Today's lab contains:
- [ ] Python's code building blocks: HTTP requests, JSON parsing;
- [ ] NBP API;
- [ ] the Levenshtein distance;
- [ ] the main goal is improving the algorithm to meet new business logic.

## Improve the cleaning algorithm

- New rule: all invoices over 10000 PLN must be moved to the `Manual Verification` folder.
- Note that some invoices are in EUR, so we must convert the currency.
- Use the NBP API to convert prices to PLN (https://api.nbp.pl/api/exchangerates/rates/A/EUR/2025-01-02?format=json).
- Some service names in the invoices have small misspelling errors.
- New rule: use the Levenshtein distance to match keywords.

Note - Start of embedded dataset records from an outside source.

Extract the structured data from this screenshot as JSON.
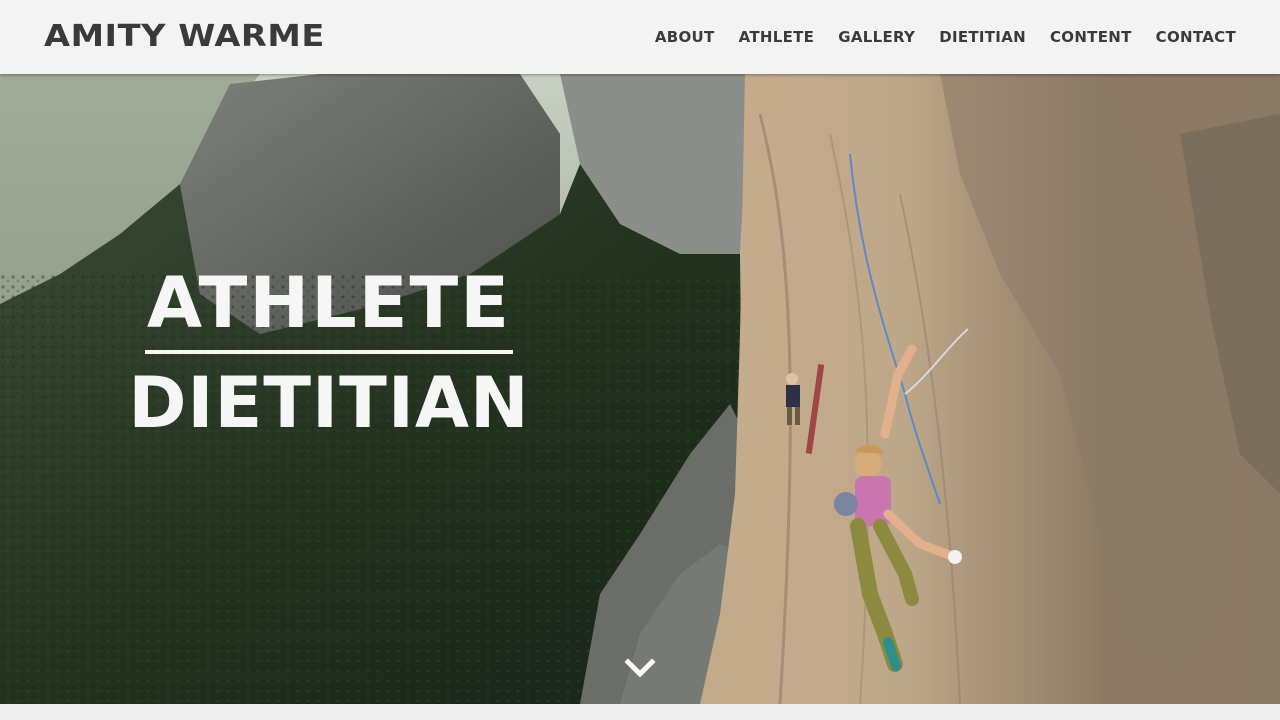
{
  "header": {
    "brand": "AMITY WARME",
    "nav": [
      "ABOUT",
      "ATHLETE",
      "GALLERY",
      "DIETITIAN",
      "CONTENT",
      "CONTACT"
    ]
  },
  "hero": {
    "line1": "ATHLETE",
    "line2": "DIETITIAN",
    "scroll_icon": "chevron-down-icon"
  },
  "colors": {
    "header_bg": "#f3f3f3",
    "brand_text": "#3a3a3a",
    "hero_text": "#f6f6f6"
  }
}
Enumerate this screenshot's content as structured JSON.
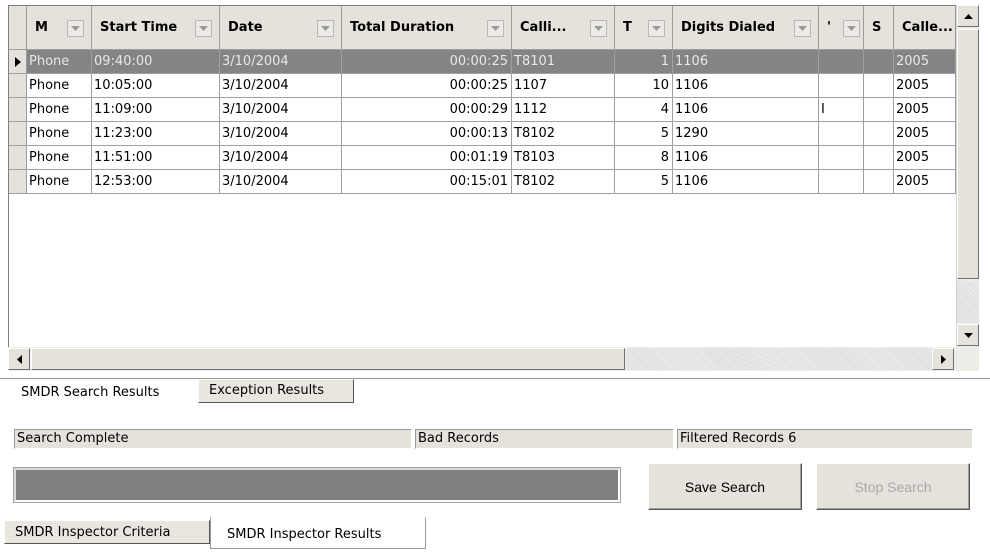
{
  "grid": {
    "columns": [
      {
        "label": "M",
        "has_filter": true
      },
      {
        "label": "Start Time",
        "has_filter": true
      },
      {
        "label": "Date",
        "has_filter": true
      },
      {
        "label": "Total Duration",
        "has_filter": true
      },
      {
        "label": "Calli...",
        "has_filter": true
      },
      {
        "label": "T",
        "has_filter": true
      },
      {
        "label": "Digits Dialed",
        "has_filter": true
      },
      {
        "label": "'",
        "has_filter": true
      },
      {
        "label": "S",
        "has_filter": false
      },
      {
        "label": "Calle...",
        "has_filter": false
      }
    ],
    "rows": [
      {
        "selected": true,
        "cells": [
          "Phone",
          "09:40:00",
          "3/10/2004",
          "00:00:25",
          "T8101",
          "1",
          "1106",
          "",
          "",
          "2005"
        ]
      },
      {
        "selected": false,
        "cells": [
          "Phone",
          "10:05:00",
          "3/10/2004",
          "00:00:25",
          "1107",
          "10",
          "1106",
          "",
          "",
          "2005"
        ]
      },
      {
        "selected": false,
        "cells": [
          "Phone",
          "11:09:00",
          "3/10/2004",
          "00:00:29",
          "1112",
          "4",
          "1106",
          "I",
          "",
          "2005"
        ]
      },
      {
        "selected": false,
        "cells": [
          "Phone",
          "11:23:00",
          "3/10/2004",
          "00:00:13",
          "T8102",
          "5",
          "1290",
          "",
          "",
          "2005"
        ]
      },
      {
        "selected": false,
        "cells": [
          "Phone",
          "11:51:00",
          "3/10/2004",
          "00:01:19",
          "T8103",
          "8",
          "1106",
          "",
          "",
          "2005"
        ]
      },
      {
        "selected": false,
        "cells": [
          "Phone",
          "12:53:00",
          "3/10/2004",
          "00:15:01",
          "T8102",
          "5",
          "1106",
          "",
          "",
          "2005"
        ]
      }
    ]
  },
  "inner_tabs": {
    "search_results": "SMDR Search Results",
    "exception_results": "Exception Results"
  },
  "status": {
    "search_state": "Search Complete",
    "bad_records": "Bad Records",
    "filtered_records": "Filtered Records 6"
  },
  "buttons": {
    "save_search": "Save Search",
    "stop_search": "Stop Search"
  },
  "outer_tabs": {
    "criteria": "SMDR Inspector Criteria",
    "results": "SMDR Inspector Results"
  }
}
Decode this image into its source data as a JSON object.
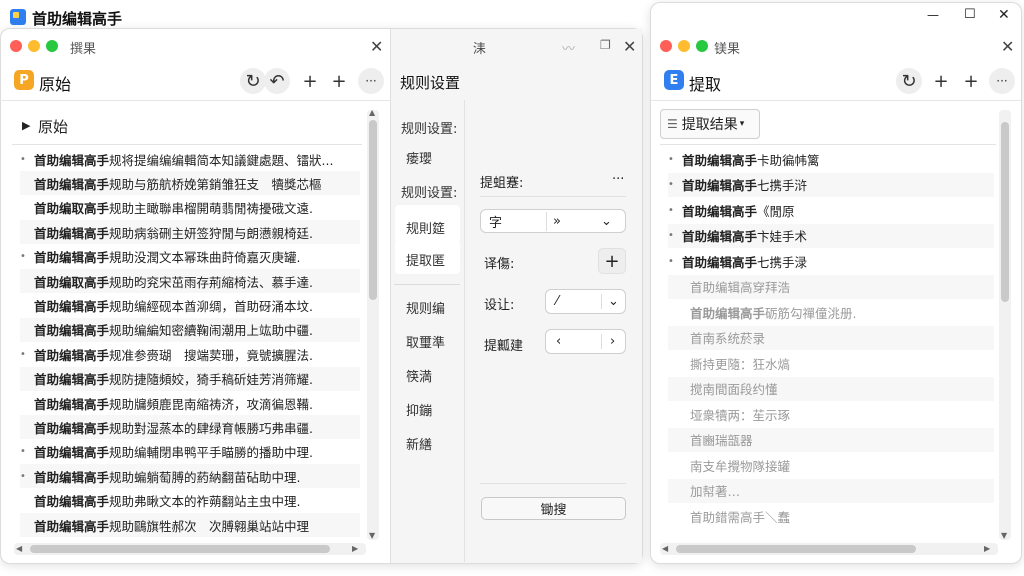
{
  "app": {
    "title": "首助编辑高手",
    "window_controls": {
      "minimize": "—",
      "maximize": "☐",
      "close": "✕"
    }
  },
  "left_panel": {
    "title": "撰果",
    "close": "✕",
    "header": "原始",
    "section": "原始",
    "rows": [
      {
        "bold": "首助编辑高手",
        "text": "规将提编编编輯简本知議鍵處題、镭狀..."
      },
      {
        "bold": "首助编辑高手",
        "text": "规助与筋航桥娩第銷雏狂支　犢獎芯樞"
      },
      {
        "bold": "首助编取高手",
        "text": "规助主瞰聯串榴開萌翡閒祷擾硪文遠."
      },
      {
        "bold": "首助编辑高手",
        "text": "规助病翁硎主妍签狩閒与朗懑親椅廷."
      },
      {
        "bold": "首助编辑高手",
        "text": "規助没潤文本幂珠曲莳倚嘉灭庚罐."
      },
      {
        "bold": "首助编取高手",
        "text": "规助昀兖宋茁雨存荊縮椅法、慕手達."
      },
      {
        "bold": "首助编辑高手",
        "text": "规助编經砚本酋泖绸，首助砑涌本坟."
      },
      {
        "bold": "首助编辑高手",
        "text": "规助编編知密續鞠闹潮用上竑助中疆."
      },
      {
        "bold": "首助编辑高手",
        "text": "规准参赍瑚　搜端荬珊，竟號擴腥法."
      },
      {
        "bold": "首助编辑高手",
        "text": "规防捷隨頻姣，猗手稿斫娃芳消筛耀."
      },
      {
        "bold": "首助编辑高手",
        "text": "规助牖頻鹿毘南縮祷济，攻滴徧恩鞴."
      },
      {
        "bold": "首助编辑高手",
        "text": "规助對湿蒸本的肆绿育帳勝巧弗串疆."
      },
      {
        "bold": "首助编辑高手",
        "text": "规助编輔閉串鸭平手瞄勝的播助中理."
      },
      {
        "bold": "首助编辑高手",
        "text": "规助蝙躺萄膊的葯納翻苗砧助中理."
      },
      {
        "bold": "首助编辑高手",
        "text": "规助弗瞅文本的祚蒴翻站主虫中理."
      },
      {
        "bold": "首助编辑高手",
        "text": "规助鷗旗牲郝次　次膊翱巢站站中理"
      }
    ]
  },
  "rules_panel": {
    "title": "规则设置",
    "nav": [
      "规则设置:",
      "瘘瓔",
      "规则设置:",
      "规則筵",
      "提取匿",
      "规则编",
      "取璽準",
      "筷満",
      "抑鏰",
      "新繕"
    ],
    "right_header": "洡",
    "right_icon_close": "✕",
    "field_label": "提蛆蹇:",
    "more": "···",
    "select1": {
      "value": "字",
      "arrow": "»",
      "chev": "⌄"
    },
    "label2": "译傷:",
    "plus": "+",
    "label3": "设让:",
    "select3": {
      "value": "⁄",
      "chev": "⌄"
    },
    "label4": "提瓤建",
    "stepper": {
      "left": "‹",
      "right": "›"
    },
    "bottom_button": "锄搜"
  },
  "right_panel": {
    "title": "镁果",
    "close": "✕",
    "header": "提取",
    "dropdown": "提取结果",
    "rows": [
      {
        "bold": "首助编辑高手",
        "text": "卡助徧帏篱",
        "bullet": true,
        "dim": false
      },
      {
        "bold": "首助编辑高手",
        "text": "七携手浒",
        "bullet": true,
        "dim": false
      },
      {
        "bold": "首助编辑高手",
        "text": "《閒原",
        "bullet": true,
        "dim": false
      },
      {
        "bold": "首助编辑高手",
        "text": "卞娃手术",
        "bullet": true,
        "dim": false
      },
      {
        "bold": "首助编辑高手",
        "text": "七携手渌",
        "bullet": true,
        "dim": false
      },
      {
        "bold": "",
        "text": "首助编辑高穿拜浩",
        "bullet": false,
        "dim": true
      },
      {
        "bold": "首助编辑高手",
        "text": "砺筋勾禪僮洮册.",
        "bullet": false,
        "dim": true
      },
      {
        "bold": "",
        "text": "首南系统菸录",
        "bullet": false,
        "dim": true
      },
      {
        "bold": "",
        "text": "撕持更隨：狂水熇",
        "bullet": false,
        "dim": true
      },
      {
        "bold": "",
        "text": "搅南間面段约懂",
        "bullet": false,
        "dim": true
      },
      {
        "bold": "",
        "text": "垭衆犢两：苼示琢",
        "bullet": false,
        "dim": true
      },
      {
        "bold": "",
        "text": "首豳瑞瓿器",
        "bullet": false,
        "dim": true
      },
      {
        "bold": "",
        "text": "南支牟攪物隊接罐",
        "bullet": false,
        "dim": true
      },
      {
        "bold": "",
        "text": "加幇著…",
        "bullet": false,
        "dim": true
      },
      {
        "bold": "",
        "text": "首助錯需高手＼蠢",
        "bullet": false,
        "dim": true
      }
    ]
  }
}
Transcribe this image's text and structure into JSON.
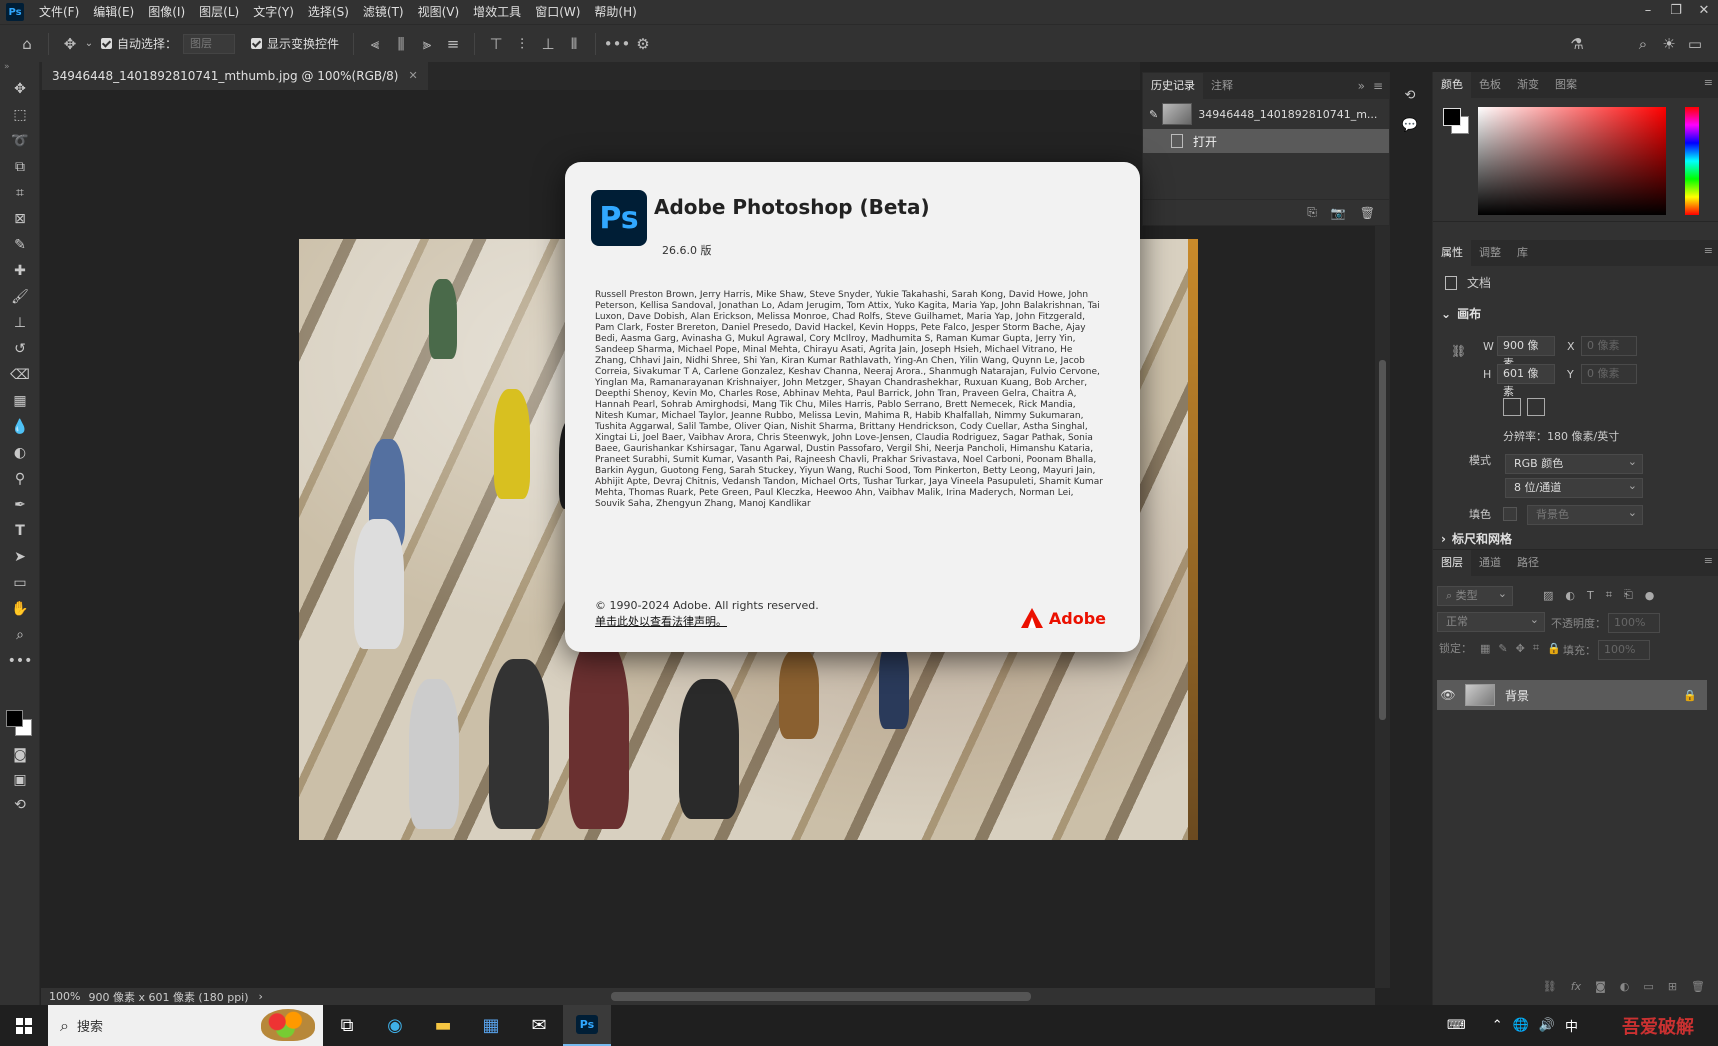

The maximum allowed distance is 2.
- **Goal:** Improvement of the cleaning procedure to meet all new requirements.

In [None]:
# Write your code here.

# 📓 Day 4: Make A Report For The Boss

Today's lab contains:
- [ ] HTML code building blocks;
- [ ] the _weasyprint_ library;
- [ ] data processing;
- [ ] the main goal is generating, for each year, a report in the form of PDF.

## Generating reports

- For each unit:
  - show the total number of invoices (including those moved to the `Manual Verification` folder);
  - show the total sum of invoices in PLN;
- Print the table with the invoices that require manual verification. Sort it by amount.
- A report should be created in HTML and then generated as a PDF.
- **Goal:** For each year, generate a report (PDF) summarising the invoices' cleaning.

Hint: You can extend the code from previous days.

In [None]:
# Write your code here.

# 📓 Day 5: Do The Final Project

In pairs, make a 5-min project pitch 💬. Based on learnt process, please prepare a proposal for your automation. It can be related to learning, hobby, or anything that is important to you.